Gene-Jack Wang, MD, a scientist at Brookhaven National Laboratory who performs brain imaging studies to understand brain disorders and addiction, notes that the brain pathways that make drugs pleasurable are the same pathways that allow you to enjoy food — and these pathways seem to be going haywire in people who overeat.

Brain imaging studies show that the ‘rewards circuits’ of the brain light up more in obese individuals than normal-weight people when subjects look at pictures of sugar- and fat-rich foods or when they expect to receive food. This seems to suggest that people who overeat unconsciously desire junk food more intensely than their svelte counterparts.

But there’s a twist: Studies show that obese people don’t get as much pleasure from food once they actually receive it. For instance, one study performed at the Oregon Research Institute found that obese teens had less activation of those pleasure centers when drinking a milkshake than their skinnier peers had. “The more you overeat, the less ‘rewards circuitry’ is activated when you eat that same food,” said Eric Stice, PhD, a researcher at the Oregon Research Institute who organized the study — meaning that obese people may need to eat more to trigger a feel-good response.

That’s because your brain is re-wiring as you gain weight, dulling your sensitivity to the benefits of dopamine, a brain chemical released after pleasurable activities. Wang and his colleagues have found that obese individuals have fewer dopamine receptors in the striatum (a region of the brain that controls rewards) than normal-weight individuals — and the greater the person’s body mass index (BMI), the fewer receptors they had. A person with fewer dopamine receptors will have a reduced ability to “listen” to dopamine’s signal, so a skinny person, with more dopamine receptors, will enjoy their chocolate cake more than someone who is obese. The bottom line: A skinner person will feel more satisfied after eating less cake than his heftier counterpart.

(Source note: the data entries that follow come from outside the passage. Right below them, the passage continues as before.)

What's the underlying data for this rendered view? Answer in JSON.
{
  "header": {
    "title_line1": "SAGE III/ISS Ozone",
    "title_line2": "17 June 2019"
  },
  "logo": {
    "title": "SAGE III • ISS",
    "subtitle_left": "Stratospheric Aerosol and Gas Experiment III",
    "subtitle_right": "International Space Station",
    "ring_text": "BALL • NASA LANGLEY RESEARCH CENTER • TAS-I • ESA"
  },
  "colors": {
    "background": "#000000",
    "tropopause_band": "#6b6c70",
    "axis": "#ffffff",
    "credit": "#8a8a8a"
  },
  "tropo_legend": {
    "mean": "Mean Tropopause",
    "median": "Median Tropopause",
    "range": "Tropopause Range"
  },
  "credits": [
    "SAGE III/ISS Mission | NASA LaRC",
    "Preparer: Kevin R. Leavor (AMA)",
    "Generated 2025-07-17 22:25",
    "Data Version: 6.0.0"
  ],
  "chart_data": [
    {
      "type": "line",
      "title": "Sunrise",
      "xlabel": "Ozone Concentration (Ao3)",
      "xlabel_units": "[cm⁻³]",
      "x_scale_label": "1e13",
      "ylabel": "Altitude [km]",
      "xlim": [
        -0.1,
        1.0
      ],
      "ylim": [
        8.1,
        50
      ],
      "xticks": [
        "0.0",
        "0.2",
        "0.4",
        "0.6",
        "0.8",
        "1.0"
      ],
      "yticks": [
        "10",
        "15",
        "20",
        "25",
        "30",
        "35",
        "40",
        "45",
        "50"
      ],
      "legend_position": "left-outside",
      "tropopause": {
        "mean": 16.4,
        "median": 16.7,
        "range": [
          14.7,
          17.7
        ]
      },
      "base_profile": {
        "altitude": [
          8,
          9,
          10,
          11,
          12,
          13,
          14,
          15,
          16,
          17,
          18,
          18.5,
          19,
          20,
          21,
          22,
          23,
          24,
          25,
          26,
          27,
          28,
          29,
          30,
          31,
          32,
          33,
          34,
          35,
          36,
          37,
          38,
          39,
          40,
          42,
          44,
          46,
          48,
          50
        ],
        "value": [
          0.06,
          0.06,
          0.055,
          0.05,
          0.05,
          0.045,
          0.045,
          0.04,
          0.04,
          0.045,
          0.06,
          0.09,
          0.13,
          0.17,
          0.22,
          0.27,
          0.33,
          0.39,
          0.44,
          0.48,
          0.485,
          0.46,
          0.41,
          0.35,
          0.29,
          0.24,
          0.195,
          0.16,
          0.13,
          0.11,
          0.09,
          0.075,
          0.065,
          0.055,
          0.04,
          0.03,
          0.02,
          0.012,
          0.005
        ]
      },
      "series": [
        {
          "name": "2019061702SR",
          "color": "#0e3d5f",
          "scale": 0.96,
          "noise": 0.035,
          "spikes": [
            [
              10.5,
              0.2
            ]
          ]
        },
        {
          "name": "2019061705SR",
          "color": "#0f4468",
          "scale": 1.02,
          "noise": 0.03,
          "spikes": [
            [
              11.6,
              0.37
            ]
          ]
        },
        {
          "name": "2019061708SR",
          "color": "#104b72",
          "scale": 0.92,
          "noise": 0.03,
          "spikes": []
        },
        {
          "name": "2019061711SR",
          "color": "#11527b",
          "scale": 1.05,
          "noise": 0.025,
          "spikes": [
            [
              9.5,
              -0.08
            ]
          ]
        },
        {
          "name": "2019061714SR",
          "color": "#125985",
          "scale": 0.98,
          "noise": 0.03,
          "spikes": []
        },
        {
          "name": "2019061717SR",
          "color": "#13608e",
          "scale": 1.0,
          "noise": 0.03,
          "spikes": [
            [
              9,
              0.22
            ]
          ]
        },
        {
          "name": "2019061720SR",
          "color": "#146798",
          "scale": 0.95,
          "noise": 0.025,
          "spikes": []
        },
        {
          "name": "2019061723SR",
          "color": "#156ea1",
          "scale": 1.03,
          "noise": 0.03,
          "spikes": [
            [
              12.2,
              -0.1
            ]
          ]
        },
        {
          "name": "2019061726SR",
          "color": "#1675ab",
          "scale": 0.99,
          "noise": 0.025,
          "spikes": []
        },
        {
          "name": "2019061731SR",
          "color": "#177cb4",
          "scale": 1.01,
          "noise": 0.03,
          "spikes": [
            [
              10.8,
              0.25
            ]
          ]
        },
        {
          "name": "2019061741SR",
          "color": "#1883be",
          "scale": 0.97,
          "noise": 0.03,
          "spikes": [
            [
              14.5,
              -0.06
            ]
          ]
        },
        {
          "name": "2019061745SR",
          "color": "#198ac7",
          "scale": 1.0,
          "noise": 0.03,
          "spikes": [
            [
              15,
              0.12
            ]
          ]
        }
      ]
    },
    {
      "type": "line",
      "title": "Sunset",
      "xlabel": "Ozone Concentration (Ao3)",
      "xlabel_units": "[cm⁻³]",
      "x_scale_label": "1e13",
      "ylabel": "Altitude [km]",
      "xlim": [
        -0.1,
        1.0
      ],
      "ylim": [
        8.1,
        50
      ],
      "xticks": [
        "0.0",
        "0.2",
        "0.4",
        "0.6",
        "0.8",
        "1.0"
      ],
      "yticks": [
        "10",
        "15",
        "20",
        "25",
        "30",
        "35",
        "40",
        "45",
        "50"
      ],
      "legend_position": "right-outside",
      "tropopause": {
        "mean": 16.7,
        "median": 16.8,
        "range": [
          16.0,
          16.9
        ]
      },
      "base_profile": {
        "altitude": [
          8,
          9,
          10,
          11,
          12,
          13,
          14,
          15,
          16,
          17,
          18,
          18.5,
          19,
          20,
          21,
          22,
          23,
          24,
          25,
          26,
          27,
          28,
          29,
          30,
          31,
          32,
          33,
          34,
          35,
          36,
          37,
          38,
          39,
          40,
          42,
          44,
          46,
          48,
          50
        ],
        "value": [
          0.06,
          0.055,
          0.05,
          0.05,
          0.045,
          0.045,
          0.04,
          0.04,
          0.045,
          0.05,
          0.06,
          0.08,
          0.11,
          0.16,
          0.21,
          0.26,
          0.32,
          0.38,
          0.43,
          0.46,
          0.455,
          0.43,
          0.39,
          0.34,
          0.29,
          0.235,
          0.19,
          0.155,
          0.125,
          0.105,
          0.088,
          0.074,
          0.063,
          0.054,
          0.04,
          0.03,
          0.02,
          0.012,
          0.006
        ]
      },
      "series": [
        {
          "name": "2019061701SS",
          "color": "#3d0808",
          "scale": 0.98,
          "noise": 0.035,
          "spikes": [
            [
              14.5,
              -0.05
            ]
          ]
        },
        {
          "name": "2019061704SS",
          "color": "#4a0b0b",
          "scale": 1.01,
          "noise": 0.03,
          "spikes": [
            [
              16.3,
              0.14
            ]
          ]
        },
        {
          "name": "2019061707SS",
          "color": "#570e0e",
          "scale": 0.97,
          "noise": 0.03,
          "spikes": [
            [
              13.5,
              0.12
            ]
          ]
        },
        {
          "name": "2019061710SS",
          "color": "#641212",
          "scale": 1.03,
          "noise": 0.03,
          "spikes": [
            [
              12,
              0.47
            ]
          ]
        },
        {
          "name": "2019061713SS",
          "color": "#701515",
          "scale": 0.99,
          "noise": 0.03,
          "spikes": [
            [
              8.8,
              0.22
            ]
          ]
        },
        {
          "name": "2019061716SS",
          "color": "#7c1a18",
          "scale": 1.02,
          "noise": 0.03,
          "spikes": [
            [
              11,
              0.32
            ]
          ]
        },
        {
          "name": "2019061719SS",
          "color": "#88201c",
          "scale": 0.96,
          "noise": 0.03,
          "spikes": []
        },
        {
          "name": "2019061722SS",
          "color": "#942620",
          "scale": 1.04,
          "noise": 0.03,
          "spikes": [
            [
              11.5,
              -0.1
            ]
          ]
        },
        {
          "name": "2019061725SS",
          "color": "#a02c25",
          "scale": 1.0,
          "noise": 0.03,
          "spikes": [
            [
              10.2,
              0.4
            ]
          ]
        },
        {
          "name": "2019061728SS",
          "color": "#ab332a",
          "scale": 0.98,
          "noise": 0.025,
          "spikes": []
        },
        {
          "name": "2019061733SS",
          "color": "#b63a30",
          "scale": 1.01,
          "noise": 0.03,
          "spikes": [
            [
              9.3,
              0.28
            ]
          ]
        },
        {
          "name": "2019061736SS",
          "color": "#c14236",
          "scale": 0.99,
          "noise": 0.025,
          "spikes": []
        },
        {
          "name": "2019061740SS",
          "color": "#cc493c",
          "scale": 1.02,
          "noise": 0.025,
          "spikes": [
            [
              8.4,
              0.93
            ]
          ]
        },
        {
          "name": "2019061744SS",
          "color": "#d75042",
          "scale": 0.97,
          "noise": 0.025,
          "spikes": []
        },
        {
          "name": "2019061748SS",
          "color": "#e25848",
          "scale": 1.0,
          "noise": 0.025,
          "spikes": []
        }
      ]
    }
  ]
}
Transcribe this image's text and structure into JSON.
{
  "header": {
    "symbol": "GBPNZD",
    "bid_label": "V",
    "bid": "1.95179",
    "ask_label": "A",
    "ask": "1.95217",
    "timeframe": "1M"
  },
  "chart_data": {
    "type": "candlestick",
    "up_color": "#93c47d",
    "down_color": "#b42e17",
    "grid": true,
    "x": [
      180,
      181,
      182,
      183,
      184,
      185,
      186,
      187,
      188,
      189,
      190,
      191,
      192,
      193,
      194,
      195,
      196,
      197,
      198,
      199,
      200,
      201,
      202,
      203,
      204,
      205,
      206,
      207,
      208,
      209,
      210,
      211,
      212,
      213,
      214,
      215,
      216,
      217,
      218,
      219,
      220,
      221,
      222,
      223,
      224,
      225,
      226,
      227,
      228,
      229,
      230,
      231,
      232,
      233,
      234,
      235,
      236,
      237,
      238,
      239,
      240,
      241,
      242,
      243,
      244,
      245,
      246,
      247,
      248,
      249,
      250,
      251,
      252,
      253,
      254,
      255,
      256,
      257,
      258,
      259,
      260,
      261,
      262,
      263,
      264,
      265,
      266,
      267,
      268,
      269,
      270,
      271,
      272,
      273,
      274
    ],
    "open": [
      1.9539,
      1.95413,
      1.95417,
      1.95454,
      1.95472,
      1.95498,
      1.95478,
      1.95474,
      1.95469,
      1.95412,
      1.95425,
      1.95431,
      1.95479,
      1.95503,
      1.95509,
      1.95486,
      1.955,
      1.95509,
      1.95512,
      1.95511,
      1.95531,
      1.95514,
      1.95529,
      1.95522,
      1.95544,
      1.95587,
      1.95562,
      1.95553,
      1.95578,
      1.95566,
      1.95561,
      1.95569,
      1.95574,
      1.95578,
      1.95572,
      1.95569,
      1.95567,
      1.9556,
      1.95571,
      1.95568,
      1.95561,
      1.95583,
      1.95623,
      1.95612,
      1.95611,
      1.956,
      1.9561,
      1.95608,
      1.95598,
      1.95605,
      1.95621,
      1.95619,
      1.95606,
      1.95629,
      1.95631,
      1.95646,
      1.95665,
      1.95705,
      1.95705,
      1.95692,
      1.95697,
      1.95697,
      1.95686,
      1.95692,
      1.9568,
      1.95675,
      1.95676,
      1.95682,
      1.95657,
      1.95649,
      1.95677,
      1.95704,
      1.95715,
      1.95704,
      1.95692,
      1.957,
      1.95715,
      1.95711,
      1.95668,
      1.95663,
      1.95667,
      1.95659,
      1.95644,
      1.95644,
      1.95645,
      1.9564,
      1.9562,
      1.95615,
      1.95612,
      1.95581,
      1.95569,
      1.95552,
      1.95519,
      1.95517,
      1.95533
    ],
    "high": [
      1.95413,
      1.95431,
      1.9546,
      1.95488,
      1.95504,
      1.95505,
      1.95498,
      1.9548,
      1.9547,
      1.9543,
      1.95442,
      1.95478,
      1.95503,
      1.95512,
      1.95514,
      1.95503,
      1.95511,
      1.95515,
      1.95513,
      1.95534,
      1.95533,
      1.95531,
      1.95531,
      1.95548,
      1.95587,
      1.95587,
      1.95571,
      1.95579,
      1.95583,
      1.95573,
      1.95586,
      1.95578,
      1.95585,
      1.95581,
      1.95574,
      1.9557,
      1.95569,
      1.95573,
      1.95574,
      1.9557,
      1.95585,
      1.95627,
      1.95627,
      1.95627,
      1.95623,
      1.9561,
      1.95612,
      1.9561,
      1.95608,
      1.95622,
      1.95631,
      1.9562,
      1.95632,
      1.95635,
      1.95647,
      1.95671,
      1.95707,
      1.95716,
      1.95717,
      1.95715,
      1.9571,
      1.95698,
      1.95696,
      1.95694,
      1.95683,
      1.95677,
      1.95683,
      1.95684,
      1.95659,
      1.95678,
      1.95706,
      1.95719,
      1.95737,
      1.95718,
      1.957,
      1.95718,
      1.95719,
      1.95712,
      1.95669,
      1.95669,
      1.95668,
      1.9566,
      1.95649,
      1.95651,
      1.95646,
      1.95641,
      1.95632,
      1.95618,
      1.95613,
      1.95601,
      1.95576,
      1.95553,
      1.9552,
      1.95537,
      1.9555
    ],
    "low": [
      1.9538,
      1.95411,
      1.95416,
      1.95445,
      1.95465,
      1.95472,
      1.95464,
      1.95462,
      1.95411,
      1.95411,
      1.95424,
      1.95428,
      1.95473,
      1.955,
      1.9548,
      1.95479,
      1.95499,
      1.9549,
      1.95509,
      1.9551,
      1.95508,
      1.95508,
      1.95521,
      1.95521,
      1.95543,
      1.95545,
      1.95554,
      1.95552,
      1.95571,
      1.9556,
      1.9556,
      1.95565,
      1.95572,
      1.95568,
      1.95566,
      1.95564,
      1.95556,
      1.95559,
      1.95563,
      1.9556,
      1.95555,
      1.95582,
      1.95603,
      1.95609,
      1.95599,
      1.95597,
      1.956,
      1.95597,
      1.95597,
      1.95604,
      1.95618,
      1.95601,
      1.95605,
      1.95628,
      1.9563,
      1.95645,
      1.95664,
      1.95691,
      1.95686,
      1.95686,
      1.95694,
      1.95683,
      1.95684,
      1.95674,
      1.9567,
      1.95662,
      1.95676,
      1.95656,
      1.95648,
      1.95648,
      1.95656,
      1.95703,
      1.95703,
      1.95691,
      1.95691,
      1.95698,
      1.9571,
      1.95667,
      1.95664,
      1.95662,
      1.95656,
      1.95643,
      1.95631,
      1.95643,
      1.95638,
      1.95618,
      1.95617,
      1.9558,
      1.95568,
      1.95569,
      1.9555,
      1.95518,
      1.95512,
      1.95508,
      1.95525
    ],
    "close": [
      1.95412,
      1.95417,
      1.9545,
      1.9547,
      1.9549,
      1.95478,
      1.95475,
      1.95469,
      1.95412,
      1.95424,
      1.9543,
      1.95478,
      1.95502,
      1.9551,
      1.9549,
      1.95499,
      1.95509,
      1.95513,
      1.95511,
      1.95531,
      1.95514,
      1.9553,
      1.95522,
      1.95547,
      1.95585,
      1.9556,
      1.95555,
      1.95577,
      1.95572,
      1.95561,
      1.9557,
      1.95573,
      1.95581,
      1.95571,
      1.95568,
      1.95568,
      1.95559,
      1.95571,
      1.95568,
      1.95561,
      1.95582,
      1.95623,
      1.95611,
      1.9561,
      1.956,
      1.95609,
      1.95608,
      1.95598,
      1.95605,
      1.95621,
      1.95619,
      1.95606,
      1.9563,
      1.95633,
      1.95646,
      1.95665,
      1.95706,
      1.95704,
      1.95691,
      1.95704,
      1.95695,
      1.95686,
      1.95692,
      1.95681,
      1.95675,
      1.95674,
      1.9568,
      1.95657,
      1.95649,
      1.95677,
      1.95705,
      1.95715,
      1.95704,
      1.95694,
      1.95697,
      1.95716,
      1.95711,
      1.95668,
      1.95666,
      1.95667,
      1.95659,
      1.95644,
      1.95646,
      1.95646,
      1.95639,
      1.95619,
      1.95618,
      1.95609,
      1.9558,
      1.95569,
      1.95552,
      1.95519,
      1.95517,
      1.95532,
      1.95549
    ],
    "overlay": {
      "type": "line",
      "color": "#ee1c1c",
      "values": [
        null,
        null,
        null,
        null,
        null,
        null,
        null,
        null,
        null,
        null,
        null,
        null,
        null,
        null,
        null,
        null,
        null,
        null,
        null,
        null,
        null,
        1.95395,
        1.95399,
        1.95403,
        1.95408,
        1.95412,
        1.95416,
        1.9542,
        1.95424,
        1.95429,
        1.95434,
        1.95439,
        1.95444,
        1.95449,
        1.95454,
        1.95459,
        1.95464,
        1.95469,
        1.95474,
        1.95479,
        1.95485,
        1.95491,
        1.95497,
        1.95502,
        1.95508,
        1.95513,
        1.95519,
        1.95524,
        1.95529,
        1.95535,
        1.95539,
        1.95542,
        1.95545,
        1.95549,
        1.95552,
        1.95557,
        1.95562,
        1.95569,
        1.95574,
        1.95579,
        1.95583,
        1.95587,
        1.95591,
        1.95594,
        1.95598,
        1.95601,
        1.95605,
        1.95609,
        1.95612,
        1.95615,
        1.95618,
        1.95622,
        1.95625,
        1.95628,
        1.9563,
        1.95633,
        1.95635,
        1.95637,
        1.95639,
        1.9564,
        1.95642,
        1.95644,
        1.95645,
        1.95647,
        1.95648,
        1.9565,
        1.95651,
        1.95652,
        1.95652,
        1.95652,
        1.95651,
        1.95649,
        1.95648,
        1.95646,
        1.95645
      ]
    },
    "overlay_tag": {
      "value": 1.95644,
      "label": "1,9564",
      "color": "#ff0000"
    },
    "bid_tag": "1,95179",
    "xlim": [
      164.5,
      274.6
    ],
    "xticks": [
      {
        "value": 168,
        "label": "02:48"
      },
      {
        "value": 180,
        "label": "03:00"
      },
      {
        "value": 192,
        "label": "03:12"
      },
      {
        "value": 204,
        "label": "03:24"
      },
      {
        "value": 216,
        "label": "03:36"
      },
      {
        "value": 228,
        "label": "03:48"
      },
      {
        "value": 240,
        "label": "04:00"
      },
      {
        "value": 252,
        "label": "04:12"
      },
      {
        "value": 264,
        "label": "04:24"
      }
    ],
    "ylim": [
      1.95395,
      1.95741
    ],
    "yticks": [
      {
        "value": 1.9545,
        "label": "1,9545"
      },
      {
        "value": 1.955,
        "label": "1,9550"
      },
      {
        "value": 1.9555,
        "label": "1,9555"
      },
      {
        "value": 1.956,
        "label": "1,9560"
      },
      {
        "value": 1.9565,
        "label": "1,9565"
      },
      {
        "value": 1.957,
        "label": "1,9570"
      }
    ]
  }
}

Those brain changes are directly tied to weight gain — you eat more and more to satisfy your cravings, but have fewer and fewer receptors that allow you to feel pleasure. In one particular study, Dr. Stice performed brain scans on women as they drank milkshakes, then brought them back for a second brain scan six months later and measured how their weight changed in the interim. “When you look at the people who gained weight, you see a reduction in reward region response; the more you gain weight, the more you see a blunted reward circuitry response,” said Dr. Stice.

 

An Appetite for Addiction

The parallels to drug use are startling. “There’s clear evidence, mostly from really good animal research, that the more you do drugs, the more you have to do to feel the same degree of activation from the drugs,” Stice explained. “That’s called tolerance. If you do cocaine and start off at half a gram, [after a certain period of using the drug] you’re going to have to escalate your use dramatically to get any effect. And it’s looking like that very same thing happens with food.”

And that’s not the only parallel with drug addiction. Food cravings can cause some of the same changes in behavior seen in people addicted to drugs.